Собрание сочинений в десяти томах. Том первый. Повести и рассказы - страница 4



– Передайте, что никуда не уйду, что буду ждать у себя в комнате…

Вот темно-вишневое форменное платье и белый передник мелькнули на улице, стукнула калитка, и Дарочка переступила порог – она забежала к ним занести какую-то книжку, прежде чем идти в гимназию. Отчаявшись, Гриша поспешил к ней навстречу:

– Дарочка!

– Да!

– Нам нужно проститься…

– Да!

– Я уезжаю на вечность, бог весть, смогу ли я приехать на зимние каникулы… Ведь все-таки война.

– Да, война, – как эхо отозвалась Дарочка.

Они вышли за калитку и пошли не в сторону гимназии, а на окраину города, которая звалась Собачеевкой. Пошли плутать по кривым улочкам и переулкам… Город остался позади, они вышли в степь. Выжженная августовским солнцем, она дохнула на них полынью. Белая степь, придавленная низким туманным небом. Над степью висело дождевое марево, мелкая-мелкая дождевая пыль оседала на землю.

– Мигичка!

– Ага!

Эту дождевую пыль у них в городке называли «мигичкой». Он снял свою студенческую тужурку и укутал ее плечи, так легко, радостно и просто он мог бы отдать ей сейчас свою жизнь. Они тут же забыли о дожде и не повернули в город, а пошли дальше, в степь.

– Гриша!

– А?

– Нет, ничего.

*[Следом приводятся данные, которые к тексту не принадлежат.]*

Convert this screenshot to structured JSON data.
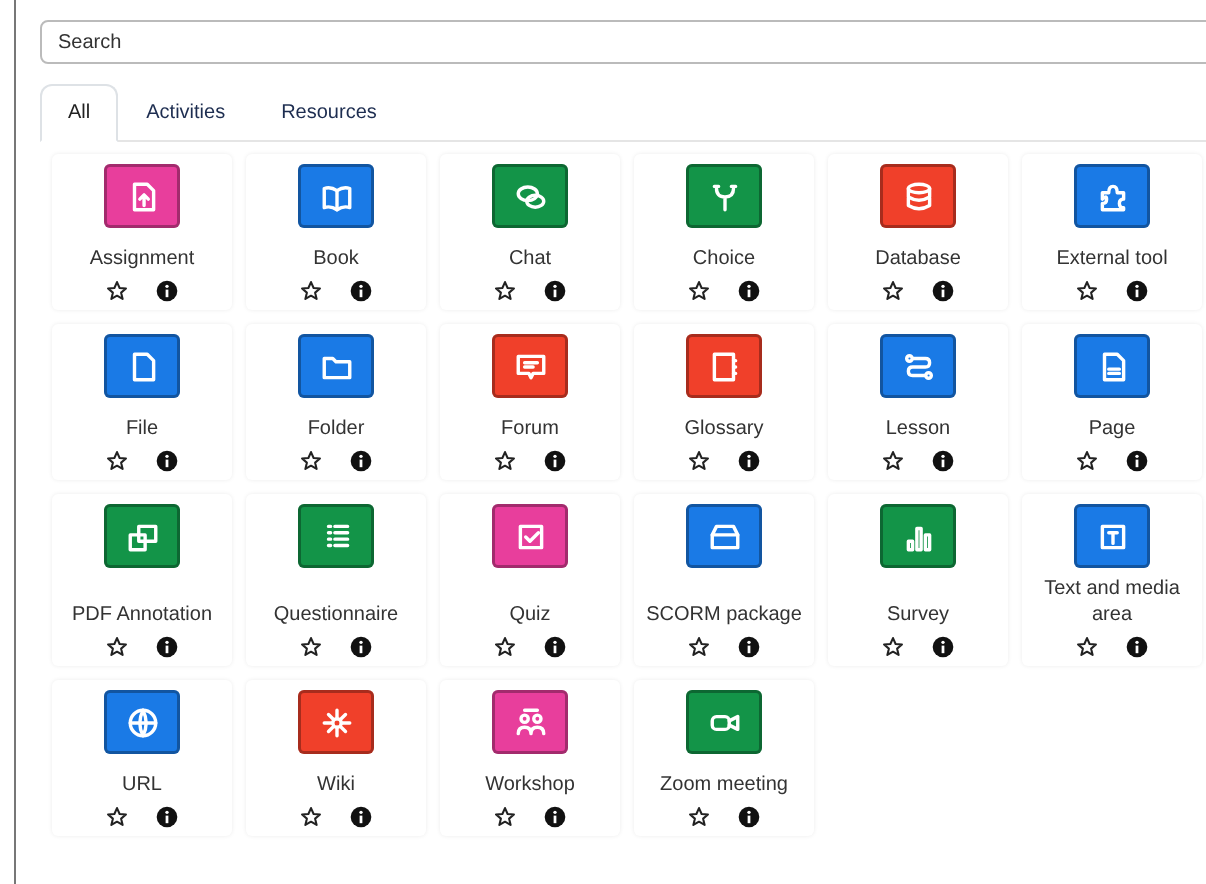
{
  "search": {
    "placeholder": "Search"
  },
  "tabs": [
    {
      "label": "All",
      "selected": true
    },
    {
      "label": "Activities",
      "selected": false
    },
    {
      "label": "Resources",
      "selected": false
    }
  ],
  "modules": [
    {
      "name": "Assignment",
      "color": "#e83e9c",
      "starred": false
    },
    {
      "name": "Book",
      "color": "#1a7ae6",
      "starred": false
    },
    {
      "name": "Chat",
      "color": "#139448",
      "starred": false
    },
    {
      "name": "Choice",
      "color": "#139448",
      "starred": false
    },
    {
      "name": "Database",
      "color": "#f0402a",
      "starred": false
    },
    {
      "name": "External tool",
      "color": "#1a7ae6",
      "starred": false
    },
    {
      "name": "File",
      "color": "#1a7ae6",
      "starred": false
    },
    {
      "name": "Folder",
      "color": "#1a7ae6",
      "starred": false
    },
    {
      "name": "Forum",
      "color": "#f0402a",
      "starred": false
    },
    {
      "name": "Glossary",
      "color": "#f0402a",
      "starred": false
    },
    {
      "name": "Lesson",
      "color": "#1a7ae6",
      "starred": false
    },
    {
      "name": "Page",
      "color": "#1a7ae6",
      "starred": false
    },
    {
      "name": "PDF Annotation",
      "color": "#139448",
      "starred": false
    },
    {
      "name": "Questionnaire",
      "color": "#139448",
      "starred": false
    },
    {
      "name": "Quiz",
      "color": "#e83e9c",
      "starred": false
    },
    {
      "name": "SCORM package",
      "color": "#1a7ae6",
      "starred": false
    },
    {
      "name": "Survey",
      "color": "#139448",
      "starred": false
    },
    {
      "name": "Text and media area",
      "color": "#1a7ae6",
      "starred": false
    },
    {
      "name": "URL",
      "color": "#1a7ae6",
      "starred": false
    },
    {
      "name": "Wiki",
      "color": "#f0402a",
      "starred": false
    },
    {
      "name": "Workshop",
      "color": "#e83e9c",
      "starred": false
    },
    {
      "name": "Zoom meeting",
      "color": "#139448",
      "starred": false
    }
  ]
}
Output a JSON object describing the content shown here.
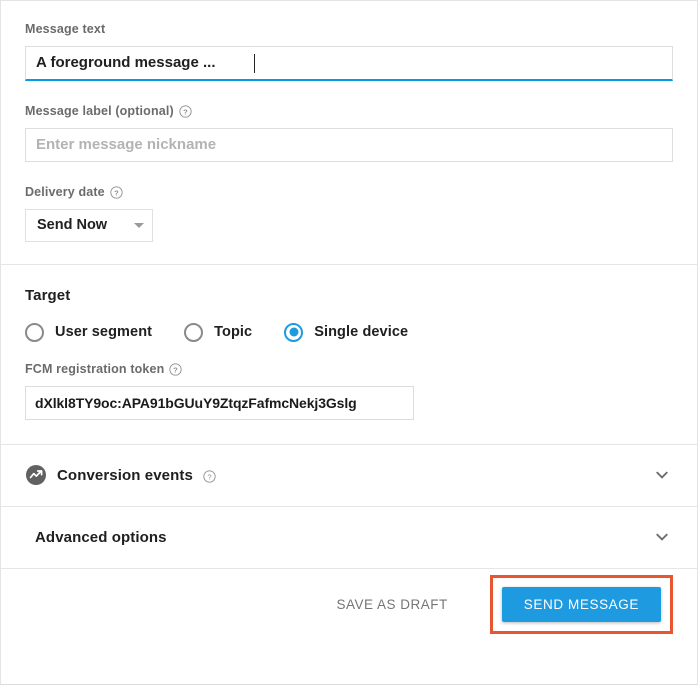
{
  "form": {
    "message_text": {
      "label": "Message text",
      "value": "A foreground message ...",
      "has_help": false
    },
    "message_label": {
      "label": "Message label (optional)",
      "value": "",
      "placeholder": "Enter message nickname",
      "has_help": true
    },
    "delivery_date": {
      "label": "Delivery date",
      "selected": "Send Now",
      "options": [
        "Send Now"
      ],
      "has_help": true
    }
  },
  "target": {
    "title": "Target",
    "options": [
      {
        "label": "User segment",
        "checked": false
      },
      {
        "label": "Topic",
        "checked": false
      },
      {
        "label": "Single device",
        "checked": true
      }
    ],
    "token_field": {
      "label": "FCM registration token",
      "value": "dXlkl8TY9oc:APA91bGUuY9ZtqzFafmcNekj3Gslg",
      "has_help": true
    }
  },
  "collapsibles": [
    {
      "title": "Conversion events",
      "has_help": true,
      "icon": "analytics-circle-icon",
      "expanded": false
    },
    {
      "title": "Advanced options",
      "has_help": false,
      "icon": null,
      "expanded": false
    }
  ],
  "footer": {
    "save_draft_label": "SAVE AS DRAFT",
    "send_label": "SEND MESSAGE"
  },
  "colors": {
    "accent_blue": "#1e9ae0",
    "focus_underline": "#039be5",
    "highlight_box": "#e8562f",
    "label_gray": "#6b6b6b",
    "divider": "#e6e6e6"
  }
}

Дождь.

– Да!

– Вы как водяной!

– А у вас, Дарочка, совсем мокрое лицо, волосы!

– Ерунда!

– Побежали к стогу, дождь все сильнее, переждем, – потянул он за пустой рукав тужурки.

Стог был щетинистый и мокрый. Пахло прелью, прибитой дождем хлебной пылью. Гриша, принимая на себя тысячи брызг, сделал в нем удобную пещеру. Устроившись в ее теплом логове, они почувствовали вдруг, как промокли и озябли. Они были безмерно счастливы и несчастливы. И каждое мгновение помнили о купленном билете и о том, что поезд уходит в четверть седьмого. И не могли понять, почему даже сегодня потеряли так много времени на разные глупые мелочи и не были вместе. Но продолжали молчать. И молчание их было древним и красноречивым, как сама земля, как небо и солнце, воздух и дождь.

Они думали, что не нуждаются в словах. Ошиблись – им все-таки пришлось сказать пять слов:

– Вы будете меня ждать?

– Да!

По дороге домой Гриша все время думал о том, почему у него не хватило решимости поцеловать Дарочку?

«Она доверилась мне, и, пока она не будет моей официальной невестой перед Богом и перед людьми, я не прикоснусь к ней пальцем, – с благоговением думал он, – придем домой, попросим у родных благословения…»

Но дома… Еще издали они увидели, что возле Гришиного дома стоит извозчик. Оказывается, до отхода поезда оставалось двадцать минут! Гришин отец метался между домами и пролеткой и кричал:

– Этого сукиного сына, Гришку, выпороть при всем народе! Спущу штаны и высеку, как щенка!

А вокруг стояли соседи и высказывали предположения, где Гриша запропал. Дарочка все слышала. От захлестнувшей его обиды и ненависти Грише казалось, что он сейчас убьет отца. Мать помешала их ссоре. Откуда у нее, маленькой и худенькой, взялась такая сила? Она втолкнула сына в пролетку, попросила извозчика гнать. Пролетка застучала и запрыгала по каменной мостовой. Гриша не махнул на прощанье рукой, не обернулся: все равно погиб!

– Эх, штаны бы ему спустить да по голой, по голой розгами, знал бы, как с барышней разгуливать! – кричал вслед удаляющейся пролетке старый мирошник на потеху соседям.

Дарочка в измятом платье, с поблескивающими соломинками в растрепанных косах стояла посреди любопытной толпы.